La police israélienne accompagne un groupe de juifs en visite sur le Mont du Temple, alors que le lieu saint de Jérusalem a été rouvert aux visiteurs non-musulmans, le 5 mai 2022. (Crédit: Ahmad Gharabli/AFP)

A l’annonce de la décision, l’avocate des adolescents, Nati Rom, a indiqué que « depuis la décision rendue par le tribunal de première instance de Jérusalem, une folle campagne de pression et de menaces s’était déployée… [visant à] porter atteinte à l’indépendance du tribunal et polluer le processus judiciaire. »

Le mont du Temple, connu des musulmans sous le nom de Haram al-Sharif, est le site le plus saint pour les Juifs et le troisième sanctuaire le plus important de l’Islam. C’est aussi l’épicentre émotionnel du conflit israélo-palestinien, et les tensions qui s’y sont déroulées en 2021 ont contribué au déclenchement d’une guerre longue de 11 jours avec Gaza, en mai dernier.

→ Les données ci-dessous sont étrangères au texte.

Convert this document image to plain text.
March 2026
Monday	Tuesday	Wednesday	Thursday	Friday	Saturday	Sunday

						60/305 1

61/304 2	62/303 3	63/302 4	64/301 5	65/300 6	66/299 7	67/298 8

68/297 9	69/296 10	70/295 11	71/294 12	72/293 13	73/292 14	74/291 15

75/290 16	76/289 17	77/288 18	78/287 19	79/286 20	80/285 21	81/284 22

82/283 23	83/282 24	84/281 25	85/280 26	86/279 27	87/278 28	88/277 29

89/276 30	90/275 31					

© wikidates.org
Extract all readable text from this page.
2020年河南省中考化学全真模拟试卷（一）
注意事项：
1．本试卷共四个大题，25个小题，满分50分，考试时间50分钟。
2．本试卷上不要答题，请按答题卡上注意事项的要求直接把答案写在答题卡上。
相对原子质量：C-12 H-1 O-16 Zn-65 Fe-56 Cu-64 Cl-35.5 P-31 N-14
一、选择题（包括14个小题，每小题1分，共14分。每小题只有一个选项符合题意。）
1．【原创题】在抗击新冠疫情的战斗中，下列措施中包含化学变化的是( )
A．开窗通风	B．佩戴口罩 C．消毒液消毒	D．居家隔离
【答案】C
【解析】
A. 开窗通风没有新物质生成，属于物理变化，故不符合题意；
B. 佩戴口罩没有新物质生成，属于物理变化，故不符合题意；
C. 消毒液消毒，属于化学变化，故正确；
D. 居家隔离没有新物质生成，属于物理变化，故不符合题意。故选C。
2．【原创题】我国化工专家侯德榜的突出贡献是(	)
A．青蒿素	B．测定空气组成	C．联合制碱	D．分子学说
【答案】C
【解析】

La Jordanie affirme depuis longtemps que ses traités avec Israël lui accordent la garde des lieux saints chrétiens et musulmans de Jérusalem. Bien qu’Israël n’ait jamais officiellement accepté cette revendication, il a accordé l’administration quotidienne du mont du Temple au Waqf financé par la Jordanie.

L’accord en vertu duquel les Juifs peuvent accéder au mont, mais pas y prier, n’a pas toujours été respecté ces dernières années, et des groupes de Juifs, notamment des nationalistes religieux radicaux, ont régulièrement prié sur le mont. Le gouvernement israélien, néanmoins, s’est dit déterminé à maintenir le statu quo, malgré les informations indiquant que les autorités avaient parfois fermé les yeux.

Le mois dernier, alors que le Ramadan et Pessah coïncidaient, le mont du Temple a connu des affrontements quasi-quotidiens entre forces de l’ordre israéliennes et émeutiers palestiniens.